Gauthier Gamby - Directeur des achats - OVHcloud
« L’entreprise a un profil d’acheteur industriel »

Par la rédaction

Gauthier Gamby - Directeur des achats - OVHcloud

« L’entreprise a un profil d’acheteur industriel »

Le champion français du Cloud construisant lui-même ses serveurs, les Achats sont un levier essentiel de sa performance. Le directeur des achats est un maillon clef pour permettre au groupe de réaliser ses ambitions en matière de croissance et d’investissement. Il lui revient aussi la tâche délicate de tisser des partenariats clefs avec de très puissants fournisseurs, parmi lesquels figurent les géants mondiaux de l’électronique.

Qu’est-ce qu’OVHcloud attend de sa fonction achats ?

Le poids de la part achetée chez OVHcloud est très important. L’entreprise a un profil d’acheteur industriel : sur nos 600 millions d’euros de chiffre d’affaires 2019, nous comptabilisons environ 500 millions d’euros de dépenses externes, dont la moitié sont des capex pour construire nos serveurs que nous assemblons en France (Croix) et au Canada (Beauharnois). L’entreprise attend principalement des Achats une amélioration de son P&L. La performance achats doit appuyer les objectifs de croissance et d’investissement d’OVHcloud ainsi que son positionnement commercial exigeant. Notre deuxième objectif consiste à construire des partenariats et structurer nos relations avec notre écosystème de fournisseurs, qui comprend aussi bien de grandes références internationales que des fournisseurs locaux. Un autre axe sur lequel nous collons à la stratégie d’OVHcloud, c’est la transparence. L’entreprise a une culture de transparence vis-à-vis de ses clients et nous attendons la même transparence de nos fournisseurs.
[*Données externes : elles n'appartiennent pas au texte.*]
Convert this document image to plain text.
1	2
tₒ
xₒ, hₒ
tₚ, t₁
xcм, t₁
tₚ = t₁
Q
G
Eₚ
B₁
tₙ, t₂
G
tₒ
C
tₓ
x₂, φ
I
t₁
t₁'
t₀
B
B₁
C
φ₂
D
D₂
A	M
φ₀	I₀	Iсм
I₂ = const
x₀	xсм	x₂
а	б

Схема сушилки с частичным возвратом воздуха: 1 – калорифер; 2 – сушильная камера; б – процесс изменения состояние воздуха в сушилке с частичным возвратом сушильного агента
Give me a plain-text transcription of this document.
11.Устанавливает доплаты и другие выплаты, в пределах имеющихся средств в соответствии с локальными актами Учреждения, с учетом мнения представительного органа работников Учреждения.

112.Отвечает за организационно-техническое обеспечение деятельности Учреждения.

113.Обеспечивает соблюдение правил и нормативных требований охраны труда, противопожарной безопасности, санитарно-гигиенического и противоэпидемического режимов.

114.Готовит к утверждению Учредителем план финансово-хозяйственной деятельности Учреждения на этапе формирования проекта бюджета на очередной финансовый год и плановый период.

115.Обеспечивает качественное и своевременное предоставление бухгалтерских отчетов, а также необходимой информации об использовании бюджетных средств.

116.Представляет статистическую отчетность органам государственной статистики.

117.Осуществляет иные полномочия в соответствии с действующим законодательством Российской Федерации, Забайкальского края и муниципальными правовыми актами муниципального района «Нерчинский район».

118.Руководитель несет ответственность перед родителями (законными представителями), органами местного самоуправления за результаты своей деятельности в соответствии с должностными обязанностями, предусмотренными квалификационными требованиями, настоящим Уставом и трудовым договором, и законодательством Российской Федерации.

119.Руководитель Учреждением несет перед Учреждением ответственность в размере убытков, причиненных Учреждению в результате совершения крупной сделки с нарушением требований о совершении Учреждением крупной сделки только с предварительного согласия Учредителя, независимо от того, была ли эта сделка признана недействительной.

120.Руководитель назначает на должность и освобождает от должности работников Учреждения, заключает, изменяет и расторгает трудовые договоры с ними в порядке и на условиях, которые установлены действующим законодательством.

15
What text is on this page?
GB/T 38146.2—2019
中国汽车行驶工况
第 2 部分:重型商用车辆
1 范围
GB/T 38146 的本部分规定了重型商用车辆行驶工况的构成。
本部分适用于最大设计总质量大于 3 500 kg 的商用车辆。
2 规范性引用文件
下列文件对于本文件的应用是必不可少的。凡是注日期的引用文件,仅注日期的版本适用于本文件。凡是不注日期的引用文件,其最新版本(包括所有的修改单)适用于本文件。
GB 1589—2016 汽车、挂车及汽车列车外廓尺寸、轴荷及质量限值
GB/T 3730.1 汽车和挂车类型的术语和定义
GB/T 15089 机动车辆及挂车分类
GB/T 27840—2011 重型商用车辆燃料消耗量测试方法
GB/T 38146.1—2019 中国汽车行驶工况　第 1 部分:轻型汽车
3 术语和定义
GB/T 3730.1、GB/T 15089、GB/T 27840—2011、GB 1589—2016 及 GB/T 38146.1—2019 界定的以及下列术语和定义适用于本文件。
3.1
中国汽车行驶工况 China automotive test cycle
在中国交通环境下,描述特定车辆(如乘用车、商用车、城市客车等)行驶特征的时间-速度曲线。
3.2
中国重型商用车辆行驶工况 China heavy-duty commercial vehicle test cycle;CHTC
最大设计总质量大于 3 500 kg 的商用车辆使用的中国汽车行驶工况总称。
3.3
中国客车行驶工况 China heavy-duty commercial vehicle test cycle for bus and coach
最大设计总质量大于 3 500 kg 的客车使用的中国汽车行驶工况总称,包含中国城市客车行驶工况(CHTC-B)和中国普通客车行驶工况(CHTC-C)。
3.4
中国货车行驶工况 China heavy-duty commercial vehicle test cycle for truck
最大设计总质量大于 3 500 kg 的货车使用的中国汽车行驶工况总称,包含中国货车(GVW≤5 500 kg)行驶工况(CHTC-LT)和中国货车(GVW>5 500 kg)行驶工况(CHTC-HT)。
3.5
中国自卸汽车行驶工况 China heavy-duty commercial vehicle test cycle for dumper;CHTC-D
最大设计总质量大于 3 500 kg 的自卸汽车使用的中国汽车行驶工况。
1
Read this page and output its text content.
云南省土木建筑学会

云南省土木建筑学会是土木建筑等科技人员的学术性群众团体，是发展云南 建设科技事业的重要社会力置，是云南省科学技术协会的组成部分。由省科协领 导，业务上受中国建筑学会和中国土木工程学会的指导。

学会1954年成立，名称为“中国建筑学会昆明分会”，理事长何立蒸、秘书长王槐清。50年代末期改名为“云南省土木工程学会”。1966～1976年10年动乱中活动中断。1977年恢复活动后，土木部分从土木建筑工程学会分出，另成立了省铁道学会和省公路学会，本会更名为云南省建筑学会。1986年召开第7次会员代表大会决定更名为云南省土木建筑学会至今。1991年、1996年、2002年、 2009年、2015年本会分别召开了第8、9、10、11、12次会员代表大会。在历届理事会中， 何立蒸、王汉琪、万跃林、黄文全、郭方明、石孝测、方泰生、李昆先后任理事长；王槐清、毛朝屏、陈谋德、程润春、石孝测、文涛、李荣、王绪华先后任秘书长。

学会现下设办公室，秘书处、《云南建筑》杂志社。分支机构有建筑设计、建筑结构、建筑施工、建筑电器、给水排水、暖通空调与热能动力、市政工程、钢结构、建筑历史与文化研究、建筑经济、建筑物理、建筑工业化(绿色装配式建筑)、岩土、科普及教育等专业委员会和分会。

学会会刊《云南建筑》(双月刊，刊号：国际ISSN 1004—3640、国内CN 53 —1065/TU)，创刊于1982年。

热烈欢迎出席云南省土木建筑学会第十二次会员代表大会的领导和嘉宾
Qui sont vos grands fournisseurs internationaux et quel niveau de relation voulez-vous instaurer avec eux ?

Nous essayons de construire des partenariats privilégiés avec les grands fabricants de composants électroniques américains, taïwanais et coréens, comme par exemple Samsung, Intel, Micron ou encore AMD, chez qui nos achats sont très importants en volume. Nous travaillons en co-développement avec eux pour concevoir des produits différenciants et bénéficier d’exclusivités et d’avant-premières. Nous faisons aussi en sorte d’être mis en avant lors de leurs lancements produits pour être bien identifiés comme un partenaire actif.

Comment faites-vous pour bénéficier de ce niveau d’attention de leur part, sachant que vous ne représentez que 1 % du marché que dominent des géants comme Amazon ou Google ?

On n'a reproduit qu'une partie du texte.